Die „große und starke christdemokratische kommunale Familie“, als die er selbst die Ahlener CDU in seiner Vorstellungsrede beschrieb, hat ein neues Oberhaupt: Erhard Richard (57) wurde auf der Mitgliederversammlung des Stadtverbandes am Donnerstagabend im „Hof Münsterland“ mit 84,8 Prozent zum Vorsitzenden gewählt.

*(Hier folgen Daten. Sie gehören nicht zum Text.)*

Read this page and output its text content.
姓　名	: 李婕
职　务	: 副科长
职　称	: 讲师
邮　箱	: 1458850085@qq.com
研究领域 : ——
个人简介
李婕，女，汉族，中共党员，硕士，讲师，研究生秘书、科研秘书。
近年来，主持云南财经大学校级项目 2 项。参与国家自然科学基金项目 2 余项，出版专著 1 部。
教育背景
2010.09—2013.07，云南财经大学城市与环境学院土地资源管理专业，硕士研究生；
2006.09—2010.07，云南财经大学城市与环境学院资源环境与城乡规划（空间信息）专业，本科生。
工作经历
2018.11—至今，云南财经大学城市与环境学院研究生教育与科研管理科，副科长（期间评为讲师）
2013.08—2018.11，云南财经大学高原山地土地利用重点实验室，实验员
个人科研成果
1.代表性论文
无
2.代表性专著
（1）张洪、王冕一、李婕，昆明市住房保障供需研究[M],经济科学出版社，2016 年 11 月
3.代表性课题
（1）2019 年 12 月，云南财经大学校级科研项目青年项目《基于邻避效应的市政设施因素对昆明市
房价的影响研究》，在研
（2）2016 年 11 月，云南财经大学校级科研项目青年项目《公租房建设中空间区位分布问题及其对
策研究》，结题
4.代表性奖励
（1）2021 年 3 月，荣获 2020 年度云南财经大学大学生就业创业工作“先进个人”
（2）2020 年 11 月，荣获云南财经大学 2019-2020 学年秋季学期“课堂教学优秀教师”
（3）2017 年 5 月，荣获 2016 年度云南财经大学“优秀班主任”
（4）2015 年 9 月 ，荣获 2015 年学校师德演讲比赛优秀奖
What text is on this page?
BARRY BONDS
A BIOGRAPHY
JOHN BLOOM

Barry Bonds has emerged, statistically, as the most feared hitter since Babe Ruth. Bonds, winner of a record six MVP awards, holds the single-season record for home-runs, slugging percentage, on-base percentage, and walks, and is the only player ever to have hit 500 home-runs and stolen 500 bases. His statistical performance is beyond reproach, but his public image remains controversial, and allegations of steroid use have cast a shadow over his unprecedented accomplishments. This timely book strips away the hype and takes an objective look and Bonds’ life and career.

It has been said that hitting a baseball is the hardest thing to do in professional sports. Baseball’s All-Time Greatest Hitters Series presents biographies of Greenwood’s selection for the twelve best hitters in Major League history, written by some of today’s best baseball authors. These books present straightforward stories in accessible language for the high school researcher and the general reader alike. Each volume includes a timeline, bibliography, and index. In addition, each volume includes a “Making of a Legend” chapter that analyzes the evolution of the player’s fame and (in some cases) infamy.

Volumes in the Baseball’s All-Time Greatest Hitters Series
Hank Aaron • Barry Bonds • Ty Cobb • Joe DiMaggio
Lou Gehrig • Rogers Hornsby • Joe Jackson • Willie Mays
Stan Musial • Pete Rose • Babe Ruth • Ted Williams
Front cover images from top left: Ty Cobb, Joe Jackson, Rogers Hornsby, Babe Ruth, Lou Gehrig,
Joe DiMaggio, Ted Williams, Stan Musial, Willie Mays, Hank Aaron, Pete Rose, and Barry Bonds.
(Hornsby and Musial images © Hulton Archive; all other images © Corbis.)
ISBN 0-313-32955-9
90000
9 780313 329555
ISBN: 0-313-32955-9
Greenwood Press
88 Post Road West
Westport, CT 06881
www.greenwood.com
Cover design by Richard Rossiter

Der neue geschäftsführende Vorstand der CDU Ahlen v.l. Sabine Ottenberg,Erhard Richard ,Ralf Marciniak,Martin Hegselmann,Rita Pöppinghaus-Voss Mathias Harman und Klaus Ottenberg. Foto: Marc JanuschokDer neue geschäftsführende Vorstand der CDU Ahlen v.l. Sabine Ottenberg,Erhard Richard ,Ralf Marciniak,Martin Hegselmann,Rita Pöppinghaus-Voss Mathias Harman und Klaus Ottenberg. Foto: Marc Januschok

67 der zunächst 79 anwesenden stimmberechtigten Mitglieder schenkten dem gebürtigen Franken ihr Vertrauen, zwölf kreuzten explizit „Nein“ auf dem Stimmzettel an. Enthaltungen gab es keine. Richard ist damit Nachfolger von Lutz Ku­li­gows­­ki (52) an, der vier Jahre an der Spitze der Partei gestanden hatte und aus privaten Gründen nicht wieder kandidierte. Er räumte im Rückblick auch Fehler ein, die zu den Verlusten der CDU bei der Kommunalwahl 2009 geführt hätten, resümierte für sich persönlich aber: „Es war eine tolle Zeit, von der ich nichts missen möchte.“

Während Erhard Richard der einzige Bewerber für den Parteivorsitz war, gestaltete sich die Wahl der drei Stellvertreter spannend. Von den vier Kandidaten hatte letztlich Nicole Becker das Nachsehen, die mit nur 24 Stimmen das bei weitem schlechteste Ergebnis des Abends erzielte. Das Rennen machten Rita Pöppinghaus-Voss und Sabine Ottenberg mit jeweils 64 Stimmen sowie Ralf Marciniak, auf den 45 Stimmen entfielen. Den geschäftsführenden Vorstand komplettieren Matthias Harman als Geschäftsführer (74), Martin Hegselmann als Schatzmeister (73) und Klaus Ottenberg als Beauftragter für Öffentlichkeitsarbeit (76).

 

Erhard Richard legte ein deutliches Bekenntnis zur Beibehaltung der bestehenden Ortsunionen ab. Sie seien die Basis für die personelle und inhaltliche Entwicklung der Partei.